Tears cloud our vision. “Then why does everyone leave?”

She doesn’t answer after that.

***

Dr. Delaney leaves a voicemail. In it, she says: “Our last session is tomorrow. Is there anything you want to do? Let me know.”

We think about it before bed, and the morning after. Something comes up; Leah wouldn’t like it, but she’s not here anymore. I polish the piano. I kiss it goodbye. I imagine I’m kissing her cheek—the way I used to.

More than anything, I think, I just want a good day.

***

Leah dies in early spring, a week before their nineteenth birthday. She is older than Levi by a minute, but the rope snaps her neck in a fraction of that time.
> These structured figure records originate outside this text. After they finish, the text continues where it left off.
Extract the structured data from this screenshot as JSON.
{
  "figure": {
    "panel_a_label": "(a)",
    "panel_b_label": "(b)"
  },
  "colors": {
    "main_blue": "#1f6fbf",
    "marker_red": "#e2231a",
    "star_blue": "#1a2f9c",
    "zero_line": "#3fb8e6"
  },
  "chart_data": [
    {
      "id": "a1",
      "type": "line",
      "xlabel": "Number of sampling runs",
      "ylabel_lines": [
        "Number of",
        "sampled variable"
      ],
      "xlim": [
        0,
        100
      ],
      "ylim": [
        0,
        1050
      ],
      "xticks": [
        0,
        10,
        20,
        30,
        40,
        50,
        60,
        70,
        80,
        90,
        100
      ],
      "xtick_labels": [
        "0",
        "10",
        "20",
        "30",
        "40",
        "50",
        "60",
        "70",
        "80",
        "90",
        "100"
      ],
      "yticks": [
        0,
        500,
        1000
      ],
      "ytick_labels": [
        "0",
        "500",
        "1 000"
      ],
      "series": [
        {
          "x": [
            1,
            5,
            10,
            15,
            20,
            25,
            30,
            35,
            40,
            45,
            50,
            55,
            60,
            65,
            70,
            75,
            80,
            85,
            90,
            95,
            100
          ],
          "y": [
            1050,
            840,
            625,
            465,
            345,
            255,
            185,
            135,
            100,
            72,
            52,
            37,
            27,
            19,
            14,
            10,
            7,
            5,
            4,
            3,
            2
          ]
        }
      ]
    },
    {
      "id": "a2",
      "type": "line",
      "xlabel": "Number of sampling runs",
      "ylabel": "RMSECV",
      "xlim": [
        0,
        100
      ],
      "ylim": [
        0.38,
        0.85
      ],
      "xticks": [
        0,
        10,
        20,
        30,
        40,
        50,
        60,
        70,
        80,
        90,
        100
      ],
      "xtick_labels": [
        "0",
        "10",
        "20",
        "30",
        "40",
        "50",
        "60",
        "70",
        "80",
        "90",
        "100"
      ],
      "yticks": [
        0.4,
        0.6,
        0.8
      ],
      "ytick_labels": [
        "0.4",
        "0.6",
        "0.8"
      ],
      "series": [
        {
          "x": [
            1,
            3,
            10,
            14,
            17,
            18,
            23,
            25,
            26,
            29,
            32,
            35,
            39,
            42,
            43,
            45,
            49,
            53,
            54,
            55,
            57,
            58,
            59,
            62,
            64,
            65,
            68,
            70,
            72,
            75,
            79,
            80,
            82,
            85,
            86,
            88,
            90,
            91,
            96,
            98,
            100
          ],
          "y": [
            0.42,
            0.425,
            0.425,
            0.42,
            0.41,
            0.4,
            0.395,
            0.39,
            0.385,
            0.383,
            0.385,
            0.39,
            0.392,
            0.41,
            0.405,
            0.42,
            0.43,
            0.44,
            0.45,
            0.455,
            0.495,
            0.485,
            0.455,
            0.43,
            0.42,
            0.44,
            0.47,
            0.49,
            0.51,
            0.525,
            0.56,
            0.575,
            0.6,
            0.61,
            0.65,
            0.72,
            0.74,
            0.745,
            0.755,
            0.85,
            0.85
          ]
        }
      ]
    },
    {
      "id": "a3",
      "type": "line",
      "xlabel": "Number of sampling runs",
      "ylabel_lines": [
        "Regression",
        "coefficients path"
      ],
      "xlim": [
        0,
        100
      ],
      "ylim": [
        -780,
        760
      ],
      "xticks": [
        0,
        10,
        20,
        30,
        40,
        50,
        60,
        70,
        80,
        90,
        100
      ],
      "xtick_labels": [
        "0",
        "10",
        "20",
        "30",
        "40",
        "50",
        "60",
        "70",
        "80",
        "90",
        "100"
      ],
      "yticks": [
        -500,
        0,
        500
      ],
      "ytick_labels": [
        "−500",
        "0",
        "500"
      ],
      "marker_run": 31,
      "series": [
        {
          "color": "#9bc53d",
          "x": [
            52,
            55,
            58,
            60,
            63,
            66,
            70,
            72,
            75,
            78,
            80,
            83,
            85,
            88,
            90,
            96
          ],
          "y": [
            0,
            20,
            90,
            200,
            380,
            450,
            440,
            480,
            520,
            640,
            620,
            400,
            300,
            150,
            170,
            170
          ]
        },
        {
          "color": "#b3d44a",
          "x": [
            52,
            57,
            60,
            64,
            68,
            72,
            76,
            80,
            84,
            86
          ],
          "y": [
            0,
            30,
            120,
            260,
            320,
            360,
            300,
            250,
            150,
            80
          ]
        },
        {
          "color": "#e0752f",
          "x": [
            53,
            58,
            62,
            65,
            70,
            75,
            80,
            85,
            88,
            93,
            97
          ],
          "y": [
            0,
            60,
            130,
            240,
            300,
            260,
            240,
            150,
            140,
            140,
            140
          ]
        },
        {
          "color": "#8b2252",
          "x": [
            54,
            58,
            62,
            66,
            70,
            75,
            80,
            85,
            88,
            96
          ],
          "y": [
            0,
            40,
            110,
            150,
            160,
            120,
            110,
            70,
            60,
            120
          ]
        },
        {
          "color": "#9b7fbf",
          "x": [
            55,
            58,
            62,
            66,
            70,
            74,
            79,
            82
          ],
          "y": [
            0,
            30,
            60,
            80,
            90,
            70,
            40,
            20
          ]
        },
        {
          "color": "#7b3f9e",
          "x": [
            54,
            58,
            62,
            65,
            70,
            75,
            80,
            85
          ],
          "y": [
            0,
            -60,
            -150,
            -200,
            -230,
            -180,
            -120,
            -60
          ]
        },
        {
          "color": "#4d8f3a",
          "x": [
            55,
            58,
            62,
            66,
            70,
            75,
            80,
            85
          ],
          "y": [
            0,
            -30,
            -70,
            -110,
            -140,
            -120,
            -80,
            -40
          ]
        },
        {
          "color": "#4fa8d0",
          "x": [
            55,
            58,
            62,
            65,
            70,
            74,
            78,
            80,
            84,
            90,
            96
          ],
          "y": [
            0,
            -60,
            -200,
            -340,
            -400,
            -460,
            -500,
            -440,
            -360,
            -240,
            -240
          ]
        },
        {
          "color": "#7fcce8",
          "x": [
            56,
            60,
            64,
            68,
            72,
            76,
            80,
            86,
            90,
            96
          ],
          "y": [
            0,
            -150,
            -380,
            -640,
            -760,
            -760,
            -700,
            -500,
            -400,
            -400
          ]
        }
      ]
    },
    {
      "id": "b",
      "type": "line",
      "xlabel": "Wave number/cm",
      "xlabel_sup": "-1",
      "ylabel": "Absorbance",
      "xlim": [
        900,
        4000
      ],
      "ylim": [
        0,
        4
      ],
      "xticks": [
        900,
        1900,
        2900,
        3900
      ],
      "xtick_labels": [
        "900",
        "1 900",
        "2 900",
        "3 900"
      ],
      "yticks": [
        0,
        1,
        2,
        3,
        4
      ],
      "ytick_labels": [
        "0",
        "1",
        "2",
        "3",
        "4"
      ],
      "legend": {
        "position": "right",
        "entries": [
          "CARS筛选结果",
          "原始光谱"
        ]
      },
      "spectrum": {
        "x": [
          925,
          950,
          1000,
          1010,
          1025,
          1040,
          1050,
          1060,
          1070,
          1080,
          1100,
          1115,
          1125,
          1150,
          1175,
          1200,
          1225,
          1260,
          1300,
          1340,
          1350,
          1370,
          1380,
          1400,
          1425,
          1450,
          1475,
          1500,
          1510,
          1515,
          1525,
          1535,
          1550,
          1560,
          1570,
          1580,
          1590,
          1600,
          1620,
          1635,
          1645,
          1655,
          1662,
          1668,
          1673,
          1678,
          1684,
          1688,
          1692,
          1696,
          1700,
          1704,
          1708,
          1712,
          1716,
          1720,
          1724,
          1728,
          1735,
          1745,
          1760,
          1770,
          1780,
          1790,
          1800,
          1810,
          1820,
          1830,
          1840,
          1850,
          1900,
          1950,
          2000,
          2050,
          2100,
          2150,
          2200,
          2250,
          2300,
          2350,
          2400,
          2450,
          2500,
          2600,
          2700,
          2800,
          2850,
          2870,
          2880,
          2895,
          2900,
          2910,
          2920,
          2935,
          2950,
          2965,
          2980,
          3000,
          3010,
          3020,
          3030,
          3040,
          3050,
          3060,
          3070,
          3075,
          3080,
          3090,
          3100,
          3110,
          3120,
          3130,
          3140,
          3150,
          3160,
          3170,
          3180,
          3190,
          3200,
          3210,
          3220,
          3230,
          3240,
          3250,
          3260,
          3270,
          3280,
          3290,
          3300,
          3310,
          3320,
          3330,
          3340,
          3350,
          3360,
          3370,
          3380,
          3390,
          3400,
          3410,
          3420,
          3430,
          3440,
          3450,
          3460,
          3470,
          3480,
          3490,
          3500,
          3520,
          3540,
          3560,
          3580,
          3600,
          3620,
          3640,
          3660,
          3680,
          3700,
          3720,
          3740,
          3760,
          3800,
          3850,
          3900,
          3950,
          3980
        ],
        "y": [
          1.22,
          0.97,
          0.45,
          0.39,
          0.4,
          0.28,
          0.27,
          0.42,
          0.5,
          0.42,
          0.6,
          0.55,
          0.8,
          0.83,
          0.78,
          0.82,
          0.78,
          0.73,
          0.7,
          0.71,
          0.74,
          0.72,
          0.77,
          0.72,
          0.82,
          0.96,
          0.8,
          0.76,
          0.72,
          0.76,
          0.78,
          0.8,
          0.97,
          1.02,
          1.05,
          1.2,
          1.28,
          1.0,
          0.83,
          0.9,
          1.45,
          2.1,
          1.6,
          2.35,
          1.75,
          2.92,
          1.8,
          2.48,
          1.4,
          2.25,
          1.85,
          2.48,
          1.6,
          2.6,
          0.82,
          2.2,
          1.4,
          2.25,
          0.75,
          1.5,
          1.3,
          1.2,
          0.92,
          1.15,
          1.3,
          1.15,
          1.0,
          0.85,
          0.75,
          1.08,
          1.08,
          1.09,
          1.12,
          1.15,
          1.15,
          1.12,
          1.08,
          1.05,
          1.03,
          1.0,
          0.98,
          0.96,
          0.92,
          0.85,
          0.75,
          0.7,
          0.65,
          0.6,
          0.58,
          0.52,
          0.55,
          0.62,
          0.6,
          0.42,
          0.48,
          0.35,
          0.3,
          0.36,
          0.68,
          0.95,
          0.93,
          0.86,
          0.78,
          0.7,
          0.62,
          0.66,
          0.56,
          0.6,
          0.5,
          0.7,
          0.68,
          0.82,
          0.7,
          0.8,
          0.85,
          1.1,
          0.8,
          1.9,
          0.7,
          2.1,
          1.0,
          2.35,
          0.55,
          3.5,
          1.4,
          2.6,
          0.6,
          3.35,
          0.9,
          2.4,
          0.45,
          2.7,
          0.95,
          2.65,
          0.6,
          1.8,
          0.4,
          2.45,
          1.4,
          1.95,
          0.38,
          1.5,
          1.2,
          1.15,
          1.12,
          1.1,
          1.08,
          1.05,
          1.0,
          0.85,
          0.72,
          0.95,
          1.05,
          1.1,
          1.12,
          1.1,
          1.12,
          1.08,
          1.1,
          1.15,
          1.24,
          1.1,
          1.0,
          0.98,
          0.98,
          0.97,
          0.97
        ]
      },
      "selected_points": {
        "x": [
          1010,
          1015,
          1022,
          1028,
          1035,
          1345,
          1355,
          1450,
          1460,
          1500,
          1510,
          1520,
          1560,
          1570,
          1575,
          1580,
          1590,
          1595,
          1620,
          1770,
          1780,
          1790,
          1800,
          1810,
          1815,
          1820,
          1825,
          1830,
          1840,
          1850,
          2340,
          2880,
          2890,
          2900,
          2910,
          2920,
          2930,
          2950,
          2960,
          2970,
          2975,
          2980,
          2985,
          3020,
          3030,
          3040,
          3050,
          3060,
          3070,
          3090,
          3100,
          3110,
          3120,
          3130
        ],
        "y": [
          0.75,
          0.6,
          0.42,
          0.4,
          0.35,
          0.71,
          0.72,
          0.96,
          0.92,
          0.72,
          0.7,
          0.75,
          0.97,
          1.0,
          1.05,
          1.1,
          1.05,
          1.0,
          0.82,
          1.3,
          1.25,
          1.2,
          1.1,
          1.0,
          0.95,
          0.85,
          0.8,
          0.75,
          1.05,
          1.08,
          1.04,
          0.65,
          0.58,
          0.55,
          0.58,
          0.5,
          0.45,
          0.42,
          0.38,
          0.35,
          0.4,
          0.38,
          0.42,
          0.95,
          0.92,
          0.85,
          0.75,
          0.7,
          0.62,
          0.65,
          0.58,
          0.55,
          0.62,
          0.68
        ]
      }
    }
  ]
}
He sleeps next to her piano as weeks turn into months. He stops seeing Dr. Delaney. She wants to scream.

She’s there for each diagnosis—focal dystonia, a panic disorder, something post-traumatic—and it’s hell to watch him become a stranger to himself. It’s hell, because even in death, she’s more trouble than she’s worth.

Dr. Delaney gives him gloves (a start, not a fix), and in turn, he plays piano (the only thing they’ve ever known). Leah mourns the nerves in her hands, the feeling of touch. He shows the doctor everything: the difference between sharps and flats, Chopin, how she broke his wrist. For the first time since she cradled Levi’s hands over a piano, Leah nearly weeps. She wants him to forget her.

They talk about the future, one without her, and about sisters becoming mothers. Apologies aren’t enough. Together, they all wait for the next good day.

Eventually, Levi doesn’t want the piano anymore; he sells it to a stranger. The thought stings a little. The stranger sparks up a conversation with him, and for the first time, he doesn’t talk about her. It’s scary. It’s new.

All things considered, it’s still a good day.